カスタムハーレーの世界はどこまでも潜っていける
ハーレーダビッドソンをより深く楽しむためのコンテンツ、カスタム。端的に言えば改造ですが、アメリカ人によるアメリカ人のためのオートバイを自分のスタイルに合わせて乗りやすくすることもカスタムのひとつです。そして、ノーマル以上のカッコいい一台にフルカスタムする楽しみがあるのもハーレーの魅力。日本全国に点在するハーレーダビッドソン正規ディーラーおよびカスタムショップが手がけた珠玉の一台をご紹介していきましょう。アメリカの最先端を走るクラブ系カスタム
[01] 2009 FXD / SHIUN CRAFT WORKS神戸のシウン クラフトワークスが手がけたこのカスタムダイナ、テーマは“クラブ系スタイル”です。アメリカのMC(モーターサイクルクラブ)で今流行のスタイルで、さらに強化されたスポーティな足まわりを持つダイナ系モデルをベースに、ビキニカウルとハイライザー&ドラッグバーという攻撃的な組み合わせとする異端型ストリートドラッガー。MCと言われてもピンと来ないかもしれませんが、日本の暴走族とは似て非なる“アメリカ版 本物の不良チーム”と解釈していいでしょう。

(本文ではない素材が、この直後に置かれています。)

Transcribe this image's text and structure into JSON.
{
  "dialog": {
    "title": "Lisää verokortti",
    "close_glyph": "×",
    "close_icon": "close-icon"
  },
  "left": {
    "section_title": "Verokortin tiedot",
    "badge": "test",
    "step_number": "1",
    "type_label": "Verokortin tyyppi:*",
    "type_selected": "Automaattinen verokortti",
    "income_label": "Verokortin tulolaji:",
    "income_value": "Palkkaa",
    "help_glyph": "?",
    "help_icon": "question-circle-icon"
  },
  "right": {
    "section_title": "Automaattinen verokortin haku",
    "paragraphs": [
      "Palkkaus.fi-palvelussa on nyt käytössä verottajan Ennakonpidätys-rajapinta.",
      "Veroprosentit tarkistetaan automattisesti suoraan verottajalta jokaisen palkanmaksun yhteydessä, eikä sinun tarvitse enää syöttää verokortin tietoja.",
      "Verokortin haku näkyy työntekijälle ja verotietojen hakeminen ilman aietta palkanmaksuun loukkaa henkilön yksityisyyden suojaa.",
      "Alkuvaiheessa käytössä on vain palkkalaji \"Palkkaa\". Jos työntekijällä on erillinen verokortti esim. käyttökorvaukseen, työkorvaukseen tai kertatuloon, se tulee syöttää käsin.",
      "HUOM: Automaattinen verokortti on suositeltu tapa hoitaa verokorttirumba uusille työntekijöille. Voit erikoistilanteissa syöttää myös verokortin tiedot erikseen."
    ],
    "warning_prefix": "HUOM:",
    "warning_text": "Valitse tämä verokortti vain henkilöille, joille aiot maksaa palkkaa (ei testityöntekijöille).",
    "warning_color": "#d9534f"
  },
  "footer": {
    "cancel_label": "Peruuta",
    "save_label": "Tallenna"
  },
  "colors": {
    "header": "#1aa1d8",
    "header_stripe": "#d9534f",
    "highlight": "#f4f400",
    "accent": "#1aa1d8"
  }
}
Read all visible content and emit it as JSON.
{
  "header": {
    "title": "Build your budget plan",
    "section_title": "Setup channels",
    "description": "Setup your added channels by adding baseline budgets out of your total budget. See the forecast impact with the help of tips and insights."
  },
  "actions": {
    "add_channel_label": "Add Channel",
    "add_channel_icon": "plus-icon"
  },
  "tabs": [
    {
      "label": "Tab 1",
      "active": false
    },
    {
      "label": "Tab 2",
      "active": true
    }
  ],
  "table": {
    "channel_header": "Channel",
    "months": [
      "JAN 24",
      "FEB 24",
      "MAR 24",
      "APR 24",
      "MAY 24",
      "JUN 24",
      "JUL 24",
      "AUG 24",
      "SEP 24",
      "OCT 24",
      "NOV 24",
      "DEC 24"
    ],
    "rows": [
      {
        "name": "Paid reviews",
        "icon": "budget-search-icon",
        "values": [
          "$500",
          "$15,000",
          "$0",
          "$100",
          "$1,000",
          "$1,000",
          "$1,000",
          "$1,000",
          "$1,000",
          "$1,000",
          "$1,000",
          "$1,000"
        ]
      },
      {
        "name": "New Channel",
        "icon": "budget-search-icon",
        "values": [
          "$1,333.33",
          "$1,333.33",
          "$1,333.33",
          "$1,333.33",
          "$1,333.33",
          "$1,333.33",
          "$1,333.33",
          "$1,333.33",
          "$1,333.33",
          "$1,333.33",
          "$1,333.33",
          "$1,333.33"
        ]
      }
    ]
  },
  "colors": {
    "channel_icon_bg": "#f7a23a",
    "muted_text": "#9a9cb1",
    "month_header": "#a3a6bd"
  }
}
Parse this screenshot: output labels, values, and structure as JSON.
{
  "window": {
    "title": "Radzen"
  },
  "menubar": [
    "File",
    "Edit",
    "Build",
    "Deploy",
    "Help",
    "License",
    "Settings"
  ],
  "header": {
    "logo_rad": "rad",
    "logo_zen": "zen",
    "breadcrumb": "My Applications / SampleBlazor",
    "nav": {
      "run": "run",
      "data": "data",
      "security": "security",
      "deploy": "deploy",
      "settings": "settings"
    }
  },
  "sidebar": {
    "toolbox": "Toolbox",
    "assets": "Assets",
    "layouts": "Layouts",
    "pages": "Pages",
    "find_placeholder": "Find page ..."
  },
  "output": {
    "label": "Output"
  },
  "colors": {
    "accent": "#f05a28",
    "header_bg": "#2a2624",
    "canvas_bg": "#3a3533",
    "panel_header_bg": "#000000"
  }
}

ビルダー松村友章さん曰く、「アメリカだと、フリーウェイで数百キロぐらいかっ飛ばして走って楽しむイメージやね。日本でたとえたら、関西から名古屋まできしめん食べに行く感じかな」とのこと。そのぐらいの距離だとラゲッジ(箱)やサドルバッグが必要に思えるでしょうが、そこはやはりアメリカ、「不良は荷物を持たへんからね」(松村さん)だそう。
映画『ブラックレイン』に登場したハーレーのマッドマスクカウルはこのモデルの表情を決定づけ、独特のポジションを生み出すコックピットにエグりを入れたフューエルタンクの風合い、そしてサウンドパフォーマンスも申し分ない2in1マフラーなど、そのディテールは見どころ満載。日本ではなかなか見かけないスタイルなので、アメリカンアウトローなイメージを求める人にぴったり!
[手がけたショップ]
SHIUN CRAFT WORKS (兵庫県神戸市)
フォーティーエイトをよりスポーティに!
[02] 2013 XL1200X / ICHIKOKU CYCLE WORKS今なお高い人気を誇るモデル、スポーツスター XL1200X フォーティーエイト。そのカスタムルックなフォルムが若い人に支持される所以ですが、メーカー提案型のファクトリーカスタムモデルゆえか、ノーマルの状態からエッジのきいたカスタムを施す人は多くありません。そう、完成度が高い一台なので、中途半端に手を入れるとバランスを崩してしまうのです。
こちらのフォーティーエイトのオーナーは、ベースを同モデルとしつつ「もっと乗りやすくできないか」と、バランスよく走れる仕様へのカスタムを得意とする神奈川の一国サイクルワークスに相談しに行かれました。ノーマルのフォーティーエイトはスタイルこそカッコいいのですが、そのままの姿で乗ると操りづらさが顔を覗かせます。この一台は、基本的なスタイルは崩さずに乗りにくい部位を改善してあげたフォーティーエイト カスタムの好例とも言える仕上がり。
かなりロアマウントされたドラッグバーとバックステップという組み合わせから、ノーマルのそれ以上にアグレッシブなライディングポジションとされます。その変化に対応するため、ロングランにおける快適性に優れるK&H製ソロシートをチョイス。またフルチタンマフラーやJOKER製エアクリーナー(カバーは一国サイクルワークスのオリジナル)など美しいフォルムへの配慮も忘れていません。かなり軽快なライディングが楽しめる一台と言えますね。